Short History of Tiratanaloka

In 1992 five women got together - Samata, Dhammadinna, Anjali, Anoma and Sanghadevi (pictured above) - and decided to create a retreat centre for women who had asked for ordination. At that time there were very few women in the Order – less than 100, and it was taking women a long time to become ready for ordination. These five made quite a commitment to the project – they agreed that they’d stay with it ‘for life’, and moved in together to a house near Taraloka, where they started the long haul of fundraising and looking for properties.

This took two years, while they were also running Going for Refuge retreats at Taraloka and Dhanakosa. Towards the end of 1994 they found Aberclydach House. It had been a conference centre and was in very good condition – they could run a retreat there very quickly after buying it. 

From November 1994 four of the original team of five started running retreats and getting to know women from all round the world who have asked to join the Order. Sanghadevi was a Public Preceptor, so did not become part of the team running the retreats, as she was too busy, and she moved to Birmingham to be near part of the College of Public Preceptors. As the retreats became increasingly popular the team decided that they needed extra help, and as the pressure of women coming on retreat mounted they eventually formed a support team to look after all the work involved in the project, and to support the Ordination team, so they were free to run the retreats and build up connections with the women coming.

As more women were ordained here, that began to have a snowball effect on other women back in the centres, who were inspired to ask to join the Order when they saw it was possible, and the retreat team realised they needed to expand. The team here were the ‘ordination team’ for all women who asked (throughout the world, apart from India), which meant that they had to get to know each woman individually. This was a big task; the work load grew fast, and the first four members of the ordination team were joined by Ratnadharini, Maitreyi, and Kalyanasri.

When Dhammadinna was asked to be a Public Preceptor she said she would do it if she could stay at Tiratanaloka, rather than leave the team to move to Birmingham where the rest of the College of Public Preceptors were living. This meant that there was a Public Preceptor in the team here. 

The project was doing well financially over these early years: more and more women were coming on the retreats, which were regularly booked up, and the team paid themselves just £25 a week. Many people who had given money to the project continued to do so by making covenants that brought in a small regular income, and ordination retreats were held here as well, which contributed up to a quarter of the total income. The team decided to buy a house for the support team in a nearby village called Pencelli. This enabled the two teams to have more separate lives, and meant the ordination team living in Tiratanaloka itself could grow.

In order to run all the retreats they needed to put on, the ordination team divided into two kulas (from 2000 to 2005). This meant that one half of the team could run a retreat while the other four women had time to catch up with all their letters and the background work of helping women prepare for ordination, visit centres in the UK and abroad, go on a solitary retreat each year and have some unstructured time.
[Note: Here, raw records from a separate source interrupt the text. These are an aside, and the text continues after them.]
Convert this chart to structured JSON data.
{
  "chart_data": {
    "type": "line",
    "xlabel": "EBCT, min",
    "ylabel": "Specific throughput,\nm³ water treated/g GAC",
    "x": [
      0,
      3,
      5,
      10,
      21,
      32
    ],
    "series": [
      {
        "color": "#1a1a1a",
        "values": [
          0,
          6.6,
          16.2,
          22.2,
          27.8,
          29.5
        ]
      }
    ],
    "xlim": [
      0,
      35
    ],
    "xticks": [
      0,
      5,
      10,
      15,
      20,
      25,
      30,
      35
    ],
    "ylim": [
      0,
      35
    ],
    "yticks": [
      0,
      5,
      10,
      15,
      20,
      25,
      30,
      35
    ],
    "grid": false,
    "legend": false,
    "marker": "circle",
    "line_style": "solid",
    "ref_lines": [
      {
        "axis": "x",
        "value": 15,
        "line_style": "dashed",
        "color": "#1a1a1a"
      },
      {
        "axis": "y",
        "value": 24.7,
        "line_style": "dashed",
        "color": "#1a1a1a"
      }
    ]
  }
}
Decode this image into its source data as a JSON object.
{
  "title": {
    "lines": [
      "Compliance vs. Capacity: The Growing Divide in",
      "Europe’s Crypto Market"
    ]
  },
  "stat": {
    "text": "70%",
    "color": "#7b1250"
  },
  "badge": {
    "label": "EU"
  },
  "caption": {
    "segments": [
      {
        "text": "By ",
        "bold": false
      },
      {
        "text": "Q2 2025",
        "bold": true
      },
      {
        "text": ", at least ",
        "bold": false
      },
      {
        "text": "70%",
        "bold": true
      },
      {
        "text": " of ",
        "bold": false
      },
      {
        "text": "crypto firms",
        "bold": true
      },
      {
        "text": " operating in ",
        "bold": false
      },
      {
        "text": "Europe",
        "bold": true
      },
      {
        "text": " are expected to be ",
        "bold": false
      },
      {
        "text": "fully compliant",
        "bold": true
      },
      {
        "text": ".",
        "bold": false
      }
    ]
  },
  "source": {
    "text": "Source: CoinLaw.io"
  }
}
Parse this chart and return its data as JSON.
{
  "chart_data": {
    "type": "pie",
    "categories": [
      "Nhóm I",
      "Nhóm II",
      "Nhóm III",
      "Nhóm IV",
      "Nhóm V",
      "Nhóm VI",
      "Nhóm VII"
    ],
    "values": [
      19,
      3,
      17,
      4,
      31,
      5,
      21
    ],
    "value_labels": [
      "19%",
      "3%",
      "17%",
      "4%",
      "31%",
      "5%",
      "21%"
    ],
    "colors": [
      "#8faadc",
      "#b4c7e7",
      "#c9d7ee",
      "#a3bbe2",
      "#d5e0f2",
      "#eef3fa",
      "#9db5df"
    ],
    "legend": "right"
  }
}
In this way retreats could be run more or less back to back during the busy times of year. 

There had been a huge strain on the original four members of the team over the two years of buying the property and the first ten years of Tiratanaloka’s existence. Getting the project up and running had been difficult enough, but as it became more and more successful it got to a point where apart from running the retreats, they were working with 400 or so women, seeing each of those women through to ordination, and then keeping up the friendships with them in the Order. Between 2003 and 2005 the original four all left. 

When the ordination process was ‘decentralised’ in 2003, it became clear that Tiratanaloka could no longer work in the way it had been. It was simply not possible for the ordination team to continue to get to know all the women who had asked for ordination, and it seemed clear that another approach was necessary.

The house in Pencelli was sold in 2004, and the support team came to live at Tiratanaloka. Its value had appreciated considerably and the profit made from the sale meant that all remaining loans and mortgages on the Aberclydach House could be paid off in full.

In 2006 it was decided to merge the two teams into one, and work together to run both the retreats and the practical aspects of the project. This is how the team is set up today, both running the retreats and taking care of all the work involved behind the scenes. 

Nowadays all the team are women who came on the retreats at Tiratanaloka as Mitras training for ordination. This feels like a significant marker point in the history of Tiratanaloka.